The point is – his peak was so much higher than everyone else’s peak, that even if he does 2/3 this year of what he did last year, he will still equal Sampras’s best year ever.


johnnhoj Says:

Fed seems have a thing about rotating his tournament wins. He might win Cincinnati and Paris this year, perhaps Monte Carlo and/or Rome (ya never know). More importantly (to him), Fed just might pull off the improbable: a calendar slam on different surfaces. He’s in position to do it. He’s probably more prepared this time around for the clay struggle. I don’t see him letting up. He knows he’s still got alot to do. Indian Wells and Miami are small potatoes compared to the next six months. I believe in him. (I don’t believe in jinxes.) It’s gonna be exciting. I gotta be supportive. This is about making history, big time.


bogledance Says:

I can’t believe someone said Roddick would have been a multi slam winner in the 90s, and that he is a stronger hyper version of Sampras, lmao! Roddick couldn’t even win a slam when Sampras was on his last legs, and he got thoroughly thrashed by Sampras when Pete got himself back in form for his final US Open.
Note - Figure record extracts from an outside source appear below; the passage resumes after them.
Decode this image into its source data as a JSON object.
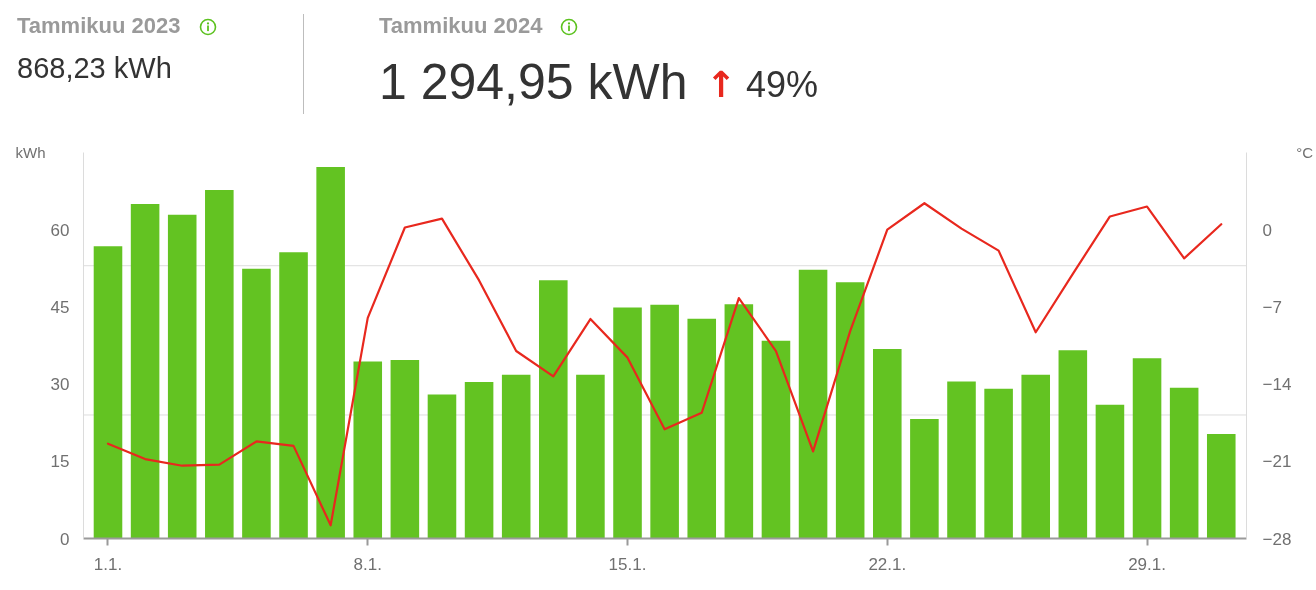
{
  "chart_data": {
    "type": "bar",
    "ylabel": "kWh",
    "y2label": "°C",
    "annotations": [
      "Tammikuu 2023",
      "868,23 kWh",
      "Tammikuu 2024",
      "1 294,95 kWh",
      "↑",
      "49%"
    ],
    "categories": [
      "1.1.",
      null,
      null,
      null,
      null,
      null,
      null,
      "8.1.",
      null,
      null,
      null,
      null,
      null,
      null,
      "15.1.",
      null,
      null,
      null,
      null,
      null,
      null,
      "22.1.",
      null,
      null,
      null,
      null,
      null,
      null,
      "29.1.",
      null,
      null
    ],
    "series": [
      {
        "color": "#63c322",
        "values": [
          56.8,
          65.0,
          62.9,
          67.7,
          52.4,
          55.6,
          72.2,
          34.4,
          34.7,
          28.0,
          30.4,
          31.8,
          50.2,
          31.8,
          44.9,
          45.4,
          42.7,
          45.5,
          38.4,
          52.2,
          49.8,
          36.8,
          23.2,
          30.5,
          29.1,
          31.8,
          36.6,
          26.0,
          35.0,
          29.3,
          20.3
        ]
      },
      {
        "type": "line",
        "axis": "y2",
        "color": "#e8281e",
        "values": [
          -19.4,
          -20.8,
          -21.4,
          -21.3,
          -19.2,
          -19.6,
          -26.8,
          -8.0,
          0.2,
          1.0,
          -4.6,
          -11.0,
          -13.3,
          -8.1,
          -11.6,
          -18.1,
          -16.6,
          -6.2,
          -11.0,
          -20.1,
          -9.2,
          0.0,
          2.4,
          0.1,
          -1.9,
          -9.3,
          -4.0,
          1.2,
          2.1,
          -2.6,
          0.5
        ]
      }
    ],
    "ylim": [
      0,
      75
    ],
    "yticks": [
      0,
      15,
      30,
      45,
      60
    ],
    "y2lim": [
      -28,
      7
    ],
    "y2ticks": [
      {
        "value": -28,
        "label": "−28"
      },
      {
        "value": -21,
        "label": "−21"
      },
      {
        "value": -14,
        "label": "−14"
      },
      {
        "value": -7,
        "label": "−7"
      },
      0
    ],
    "ref_lines": [
      {
        "axis": "y",
        "value": 53,
        "color": "#dddddd"
      },
      {
        "axis": "y",
        "value": 24,
        "color": "#dddddd"
      }
    ]
  }
}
Roddick would have been lucky to be in the top 10 in the mid 90s, especially if he were playing with the racquets of that time.

The only paralell between Roddick and Sampras is the big serve. On all other counts Sampras was far better – volley, forehand, and backhand – all weak points for Roddick.

As for Federer he’s going to be fine. I don’t think he’ll win the French this year but he’ll probably be back to winning almost everything he enters once clay season is over.